The testimony of the “former Vice President” regarding Lebanon is crucial, and it could provide momentum for the resumption of the international investigation. It offers support at this moment to the Lebanese who are facing a counter-political attack from the political circles that wanted to put Lebanon in a position to create its space of independence with its local forces and build its internal Arab identity without the interference of external Arab models or ideologies. In this Lebanese context, from the testimony of Mr. Abdul Halim Khaddam, there is also a significant internal Syrian aspect that carries great importance and a high degree of sensitivity, merely signaling it quickly because it undoubtedly has a clear impact on the Lebanese nation. Elements of this aspect include a focus on the “concentration of political decision-making and the marginalization of constitutional institutions,” in other words, the narrowness of the political initiative outside the decision-making center, resulting in the retreat of the popular system’s base, limiting the matter to a narrow circle of “insiders.” This touches on the issue of “legitimacy” thrown in the face of the general Arab regime, including the Syrian regime.

Another element is the refutation by “Khaddam of the old guard theory” hindering reform, attributing it to the security agencies and some “advisors” who misread regional and international transformations, wrongly placing “Syria at the center of danger” due to their mistakes. In other words, if there is any reform to be hoped for within the “system,” the old guard is one of its creators, and among them, if not at the forefront, is Mr. Abdul Halim Khaddam, who has “presented his reformist ideas”!

An additional element addressed by Khaddam is related to the “novelty of the Syrian leadership’s experience,” making it susceptible to “enthusiasm,” and thus its decisions become subject to the possibility of “inaccuracy,” necessitating “apology and revisiting with alternative measures.” The implied meaning of this additional statement raises questions about the ability of this leadership to deal with the new regional and international political circumstances and its readiness to adapt to their dictates and to comply with the conditions of their requirements.
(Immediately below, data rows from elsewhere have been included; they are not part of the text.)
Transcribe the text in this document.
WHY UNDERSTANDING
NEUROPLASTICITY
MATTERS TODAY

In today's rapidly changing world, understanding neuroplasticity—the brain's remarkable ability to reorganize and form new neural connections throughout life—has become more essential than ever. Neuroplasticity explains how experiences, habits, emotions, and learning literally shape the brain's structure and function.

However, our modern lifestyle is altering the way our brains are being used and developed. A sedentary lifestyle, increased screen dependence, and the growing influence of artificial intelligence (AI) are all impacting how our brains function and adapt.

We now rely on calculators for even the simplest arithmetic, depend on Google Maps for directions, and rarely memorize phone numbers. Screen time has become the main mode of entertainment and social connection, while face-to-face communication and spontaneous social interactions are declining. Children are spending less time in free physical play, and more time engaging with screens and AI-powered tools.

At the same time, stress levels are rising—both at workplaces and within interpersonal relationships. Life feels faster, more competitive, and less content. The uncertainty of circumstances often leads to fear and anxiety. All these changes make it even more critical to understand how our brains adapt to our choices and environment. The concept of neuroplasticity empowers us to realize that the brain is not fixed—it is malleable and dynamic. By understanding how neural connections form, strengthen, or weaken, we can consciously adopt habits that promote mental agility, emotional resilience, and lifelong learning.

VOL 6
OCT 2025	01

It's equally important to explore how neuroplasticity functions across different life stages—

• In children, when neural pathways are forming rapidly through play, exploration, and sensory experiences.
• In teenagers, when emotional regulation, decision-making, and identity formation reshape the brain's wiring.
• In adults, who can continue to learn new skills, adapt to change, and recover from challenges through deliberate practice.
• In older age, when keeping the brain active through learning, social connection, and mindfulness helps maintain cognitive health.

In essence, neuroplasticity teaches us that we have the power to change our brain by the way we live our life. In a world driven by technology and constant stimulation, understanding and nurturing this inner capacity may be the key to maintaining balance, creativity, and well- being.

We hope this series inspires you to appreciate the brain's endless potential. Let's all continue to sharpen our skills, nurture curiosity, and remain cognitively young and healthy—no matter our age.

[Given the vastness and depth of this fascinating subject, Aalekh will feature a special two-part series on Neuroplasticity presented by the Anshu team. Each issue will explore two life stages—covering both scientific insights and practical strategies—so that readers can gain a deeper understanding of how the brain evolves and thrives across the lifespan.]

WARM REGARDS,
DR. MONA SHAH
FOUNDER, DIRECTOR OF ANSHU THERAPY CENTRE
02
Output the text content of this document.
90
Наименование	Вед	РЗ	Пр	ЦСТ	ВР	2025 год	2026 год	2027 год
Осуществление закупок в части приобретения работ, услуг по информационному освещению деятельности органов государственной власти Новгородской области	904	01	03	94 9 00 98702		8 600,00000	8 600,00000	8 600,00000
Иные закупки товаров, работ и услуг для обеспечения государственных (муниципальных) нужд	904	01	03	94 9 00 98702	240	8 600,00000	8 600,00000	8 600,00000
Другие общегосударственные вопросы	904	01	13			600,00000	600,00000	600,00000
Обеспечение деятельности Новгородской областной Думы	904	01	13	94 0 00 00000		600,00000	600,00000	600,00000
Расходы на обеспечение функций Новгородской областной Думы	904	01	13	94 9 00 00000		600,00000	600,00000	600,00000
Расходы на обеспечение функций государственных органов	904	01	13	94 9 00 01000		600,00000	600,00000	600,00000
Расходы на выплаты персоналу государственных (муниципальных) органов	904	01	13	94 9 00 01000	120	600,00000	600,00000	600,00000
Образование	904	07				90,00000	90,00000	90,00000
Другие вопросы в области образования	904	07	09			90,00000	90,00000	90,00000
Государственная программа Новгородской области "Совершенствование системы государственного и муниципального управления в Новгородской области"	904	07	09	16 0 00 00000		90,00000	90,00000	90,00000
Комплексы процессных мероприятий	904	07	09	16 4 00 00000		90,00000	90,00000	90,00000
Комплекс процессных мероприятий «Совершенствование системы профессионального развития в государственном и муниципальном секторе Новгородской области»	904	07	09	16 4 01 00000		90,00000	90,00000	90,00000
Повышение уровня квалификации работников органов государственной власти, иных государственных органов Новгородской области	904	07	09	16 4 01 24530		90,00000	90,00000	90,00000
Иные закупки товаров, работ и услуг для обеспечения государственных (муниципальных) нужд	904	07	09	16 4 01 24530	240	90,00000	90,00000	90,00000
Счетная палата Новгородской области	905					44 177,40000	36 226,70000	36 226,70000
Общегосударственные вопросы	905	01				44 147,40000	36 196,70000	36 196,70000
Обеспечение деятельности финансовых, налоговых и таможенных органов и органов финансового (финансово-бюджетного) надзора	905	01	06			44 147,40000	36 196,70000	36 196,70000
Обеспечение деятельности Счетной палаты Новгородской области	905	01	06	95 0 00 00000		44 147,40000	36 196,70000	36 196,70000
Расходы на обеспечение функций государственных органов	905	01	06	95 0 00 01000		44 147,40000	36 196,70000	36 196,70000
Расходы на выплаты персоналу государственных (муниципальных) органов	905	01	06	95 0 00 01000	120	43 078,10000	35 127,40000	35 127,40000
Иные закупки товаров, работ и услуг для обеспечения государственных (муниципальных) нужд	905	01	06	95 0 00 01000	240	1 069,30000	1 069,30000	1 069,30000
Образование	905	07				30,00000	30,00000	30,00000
What does Mr. Abdul Halim Khaddam want to convey to the Syrian audience? What additional elements is he seeking to crystallize? It might be premature to jump to assumptions now, and it might be more prudent to await the repercussions that will be triggered by the televised speech of the “former Vice President.” However, that does not preclude making some observations.

The first observation concerns delving into the future of the regime in Syria. Has Abdul Halim Khaddam decided to initiate internal discussions on this issue, publicly declaring it after the matter has been extensively discussed within closed political circles? The second observation is related to the “alternative,” which raises a question suggested by Khaddam’s remarks in brief: Does the “former Vice President” want to imply that the possibility of an internal Syrian “alternative” is possible within the regime itself? This would spare Syria from another Iraqi experience, which the West does not want now, and the Arabs, in general, reject.

The third and final observation concerns the “innocence and independence” of Mr. Abdul Halim Khaddam’s initiative. It cannot be overlooked that the “screen” that aired his speech has a well-known Arab reference, and the French space that hosted its transmission is not a neutral space!

Between Syria and Lebanon, from one homeland to another, Abdul Halim Khaddam moves with the agility of an expert and a connoisseur. He is the “son of the regime” and one of the key architects of its policies, not discounting the fact that he admitted being part of the team “dominating” Lebanon. This requires investigating the topics he raised, and whether they are true or not. Thus, the benefit is achieved by the weight of the meanings intended by the “former Vice President,” and perhaps it alleviates some of the weight derived from it, easing the burden suffered by both Syria and Lebanon.